Evlenenlere 8 bin lira düğün parası...
Doğalgaza yüzde 10 indirim...
Doğalgazda açma kapama ücreti kaldırılacak...
Dar gelirliye elektrikte 80, doğalgazda 50 lira yardım... İGDAŞ ve İSKİ'ye olan borçlardan gecikme zammı ve cezası alınmayacak... *
Maçın uzatma bölümünde gelen bu vaatler İmamoğlu’na oy veren seçmenin aklını çelmek için mi?
Biraz öyle ama çoğu yeni seçmen için... Oyuna sokulması düşünülen, oyuna girmeleri istenen yeni seçmen için...
Hani yeni seçmen yoktu?!.
Hem yok, hem var... 1 milyon 700 seçmen hem var hem yok... 31 Mart’ta sandığa gitmediler, oyuna dahil olmadılar, seçime ilgisiz kaldılar...
Seçim yenilenince onların da oyuna girmeleri isteniyor... Onların da sandığa gitmeleri bekleniyor... Seçimin sonucunu etkilemeleri planlanıyor... Seçimin kaderi onların elinde deniliyor...
Bu vaatlerin çoğu onlara...
*
(Bir parantez açıp şu notu da düşelim... Seçim neden tekrar ediliyor? 700 den fazla sandıkta kamu görevlisinin olmaması nedeniyle... Çalma, çırpma, seçmen kaydırma, sahte liste düzenleme yok... Kural hatası nedeniyle sandığa gidiyoruz... O halde bu seçimde sadece 31 Mart’ta sandığa gidenlerin oy kullanması gerekmez mi? Amaç oy verenlerin oyunu bir daha sayıp seçmen iradesinin tam anlamıyla yansımasını sağlamak değil mi? Seçimin tekrarı bunun için!.. Oy verenlerin oyu bir daha sayılsın diye... 31 Mart’ta oy vermeyenler kendilerini maçın dışına atmışlar... Seçim bizi ilgilendirmiyor demişler... Tercihlerini böyle yapmışlar... Onların bu seçimde oy kullanmaması gerekir...

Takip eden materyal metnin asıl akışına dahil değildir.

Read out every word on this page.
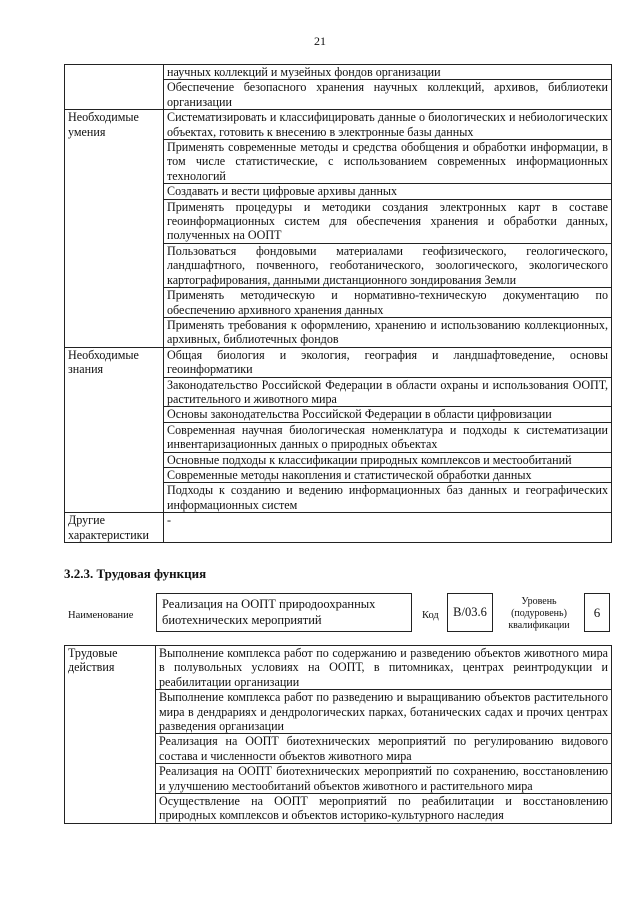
21
	научных коллекций и музейных фондов организации
	Обеспечение безопасного хранения научных коллекций, архивов, библиотеки организации
Необходимые умения	Систематизировать и классифицировать данные о биологических и небиологических объектах, готовить к внесению в электронные базы данных
	Применять современные методы и средства обобщения и обработки информации, в том числе статистические, с использованием современных информационных технологий
	Создавать и вести цифровые архивы данных
	Применять процедуры и методики создания электронных карт в составе геоинформационных систем для обеспечения хранения и обработки данных, полученных на ООПТ
	Пользоваться фондовыми материалами геофизического, геологического, ландшафтного, почвенного, геоботанического, зоологического, экологического картографирования, данными дистанционного зондирования Земли
	Применять методическую и нормативно-техническую документацию по обеспечению архивного хранения данных
	Применять требования к оформлению, хранению и использованию коллекционных, архивных, библиотечных фондов
Необходимые знания	Общая биология и экология, география и ландшафтоведение, основы геоинформатики
	Законодательство Российской Федерации в области охраны и использования ООПТ, растительного и животного мира
	Основы законодательства Российской Федерации в области цифровизации
	Современная научная биологическая номенклатура и подходы к систематизации инвентаризационных данных о природных объектах
	Основные подходы к классификации природных комплексов и местообитаний
	Современные методы накопления и статистической обработки данных
	Подходы к созданию и ведению информационных баз данных и географических информационных систем
Другие характеристики	-
3.2.3. Трудовая функция
Наименование
Реализация на ООПТ природоохранных биотехнических мероприятий	Код	B/03.6
Уровень (подуровень) квалификации
6
Трудовые действия	Выполнение комплекса работ по содержанию и разведению объектов животного мира в полувольных условиях на ООПТ, в питомниках, центрах реинтродукции и реабилитации организации
Выполнение комплекса работ по разведению и выращиванию объектов растительного мира в дендрариях и дендрологических парках, ботанических садах и прочих центрах разведения организации
Реализация на ООПТ биотехнических мероприятий по регулированию видового состава и численности объектов животного мира
Реализация на ООПТ биотехнических мероприятий по сохранению, восстановлению и улучшению местообитаний объектов животного и растительного мира
Осуществление на ООПТ мероприятий по реабилитации и восстановлению природных комплексов и объектов историко-культурного наследия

Çünkü; bu yeni bir seçim değil, 31 Mart’ın devamı...
Çünkü; onlar oy kullanırlarsa seçimin bir bölümüne katılıp bir bölümüne katılmamış olacaklar...
Çünkü; onlar oy kullanırsa yarım seçmen olacaklar. Sadece Büyükşehir için sandığa giden ayrıcalıklı seçmen sayılacaklar)
*
Binali Bey’in son dakika vaatleri 31 Mart’ta sandığa gitmeyen seçmene cazip gelir mi bilmiyorum ama iktidardaki parti adayının yapmak yerine vaat etmesi de tuhaf değil mi?
Yapacak güçleri olup da yapmamaları...
Yıllardır İstanbul’u yönetiyorlardı yapsalardı demeyeceğim... Şimdi bile yapabilirler... Nasıl İmamoğlu’ndan rol çalmak için öğrencilerin ulaşım ücretlerini indirdilerse bunları da yapabilirler...
Yoksa yapmak yerine vaat etmek daha mı cazip? Daha mı karlı? Daha mı kolay?